Seus testemunhos, muitas vezes repletos de detalhes, mas nunca voyeurísticos, costuram uma grande narrativa mais digna do que o espetáculo de morte reproduzido à exaustão pelos canais de notícias 24 horas franceses nas horas e dias que sucederam ao fatídico 13 de novembroeste repórter vivia na cidade naquele momento.

Ao desfile funesto na televisão de "fichas S" (que indicam monitoramento por serviços de inteligência) dos autores dos ataques e de seus possíveis comparsas, à caçada dos algozes pelo território francês e até na Bélgica, o tríptico dos irmãos Naudet responde com um renitente sopro de vida.

O primeiro (e mais curto episódio) debruça-se sobre os lances que inauguraram aquela sexta-feira macabra.

Para começar, a (relativamente) malsucedida investida de três homens-bomba contra o estádio da periferia em que se realizava um amistoso entre as seleções de futebol de França e Alemanha. Eles acabaram por acionar seus explosivos no entorno da arena, matando uma pessoa.

Logo se adentra a Paris "intramuros" para lembrar o massacre nos bares e restaurantes dos boêmios 10º e 11º distritos, que deixaria um rastro de 39 mortos.

A partir desse ponto, os cineastas operam uma proeza: quanto mais gira o contador de vítimas, mais pulsão vital emana do filme —porque mais humanidade ele dá a ver.

Como quando alguém diz não esquecer a imagem, testemunhada em um bar então já revolvido em cenário de guerra, de um sobrevivente que dá a mão a um completo desconhecido que agoniza, só para que ele não morra sozinho.

Ou quando um jovem narra o pensamento que lhe ocorreu ao deparar com rajadas de fuzis e pilhas de corpos: "Espero que o meu apartamento não esteja bagunçado, porque meus pais vão ter que se ocupar disso e não queria dar a eles muito trabalho".

Os outros episódios tratam da chacina na casa de shows Bataclan (90 mortos), que levou ao paroxismo a empreitada dos terroristas.

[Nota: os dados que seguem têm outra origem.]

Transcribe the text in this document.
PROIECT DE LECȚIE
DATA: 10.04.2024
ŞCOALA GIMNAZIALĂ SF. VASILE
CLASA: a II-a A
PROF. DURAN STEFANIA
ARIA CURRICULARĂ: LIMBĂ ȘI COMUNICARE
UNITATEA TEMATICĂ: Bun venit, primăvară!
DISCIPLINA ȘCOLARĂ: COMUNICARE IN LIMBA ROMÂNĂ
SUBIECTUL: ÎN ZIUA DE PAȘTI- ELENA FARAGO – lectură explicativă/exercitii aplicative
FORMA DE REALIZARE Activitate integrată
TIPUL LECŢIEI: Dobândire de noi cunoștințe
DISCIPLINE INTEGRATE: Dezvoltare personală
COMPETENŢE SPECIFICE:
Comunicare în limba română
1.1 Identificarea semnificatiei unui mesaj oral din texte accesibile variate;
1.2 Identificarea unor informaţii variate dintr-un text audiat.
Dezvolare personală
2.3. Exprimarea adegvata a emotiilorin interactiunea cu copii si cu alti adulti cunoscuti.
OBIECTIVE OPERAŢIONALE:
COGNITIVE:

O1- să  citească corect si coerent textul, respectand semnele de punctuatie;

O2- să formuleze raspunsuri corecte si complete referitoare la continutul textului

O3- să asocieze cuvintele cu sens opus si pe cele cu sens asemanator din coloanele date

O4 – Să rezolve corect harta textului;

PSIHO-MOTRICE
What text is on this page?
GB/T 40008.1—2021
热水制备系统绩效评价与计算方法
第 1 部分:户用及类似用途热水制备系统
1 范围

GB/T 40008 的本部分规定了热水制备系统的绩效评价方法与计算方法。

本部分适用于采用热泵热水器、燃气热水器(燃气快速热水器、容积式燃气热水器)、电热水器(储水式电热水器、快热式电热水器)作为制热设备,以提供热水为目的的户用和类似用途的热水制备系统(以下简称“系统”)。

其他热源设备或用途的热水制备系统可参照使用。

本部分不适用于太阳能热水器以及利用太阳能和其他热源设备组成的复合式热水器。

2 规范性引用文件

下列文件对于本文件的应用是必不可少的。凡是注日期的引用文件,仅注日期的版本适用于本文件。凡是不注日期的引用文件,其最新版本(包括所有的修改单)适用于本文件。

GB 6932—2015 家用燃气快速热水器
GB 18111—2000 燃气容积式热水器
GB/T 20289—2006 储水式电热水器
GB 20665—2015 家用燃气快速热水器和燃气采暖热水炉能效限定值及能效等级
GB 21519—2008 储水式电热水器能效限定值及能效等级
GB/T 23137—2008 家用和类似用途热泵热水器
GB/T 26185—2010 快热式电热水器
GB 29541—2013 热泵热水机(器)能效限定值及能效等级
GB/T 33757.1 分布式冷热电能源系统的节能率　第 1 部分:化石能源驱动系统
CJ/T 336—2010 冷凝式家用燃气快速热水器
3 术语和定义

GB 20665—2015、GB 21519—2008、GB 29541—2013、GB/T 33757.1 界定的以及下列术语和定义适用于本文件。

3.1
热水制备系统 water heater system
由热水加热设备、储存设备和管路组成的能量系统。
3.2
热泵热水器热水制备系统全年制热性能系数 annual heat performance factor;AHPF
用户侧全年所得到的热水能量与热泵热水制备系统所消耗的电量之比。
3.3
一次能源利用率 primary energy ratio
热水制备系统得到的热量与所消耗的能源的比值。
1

A coleção de relatos inclui o de um casal que celebrava naquele show da banda americana Eagles of Death Metal a primeira noitada sem filhos em anos e, talvez de maneira complementar, a de um homem que afirma ser inadmissível deixar órfão o garoto de sete meses que a mulher e ele levaram quatro anos para conseguir gerar.

Quando a cronologia dos depoimentos atinge o ponto em que a polícia tenta negociar com os terroristas que agora mantêm refém um pequeno grupo que não conseguiu fugir por janelas ou portas de incêndio (estima-se que havia 1.500 pessoas na casa naquele dia) e decide invadir o local, a humanidade se adensa mais.

Há espaço até para o patético de uma comunicação entre agressores e forças de segurança via walkie-talkie (quando avulta, na porta do cativeiro, uma pilha de smartphones —um deles com uma baleinha sorridente na capa— que os reféns foram obrigados a largar) ou para uma alfinetada tipicamente parisiense no sotaque sulista quase intransponível de um dos negociadores.

Nem a aproximação galopante da morte arranca aquilo que nos define.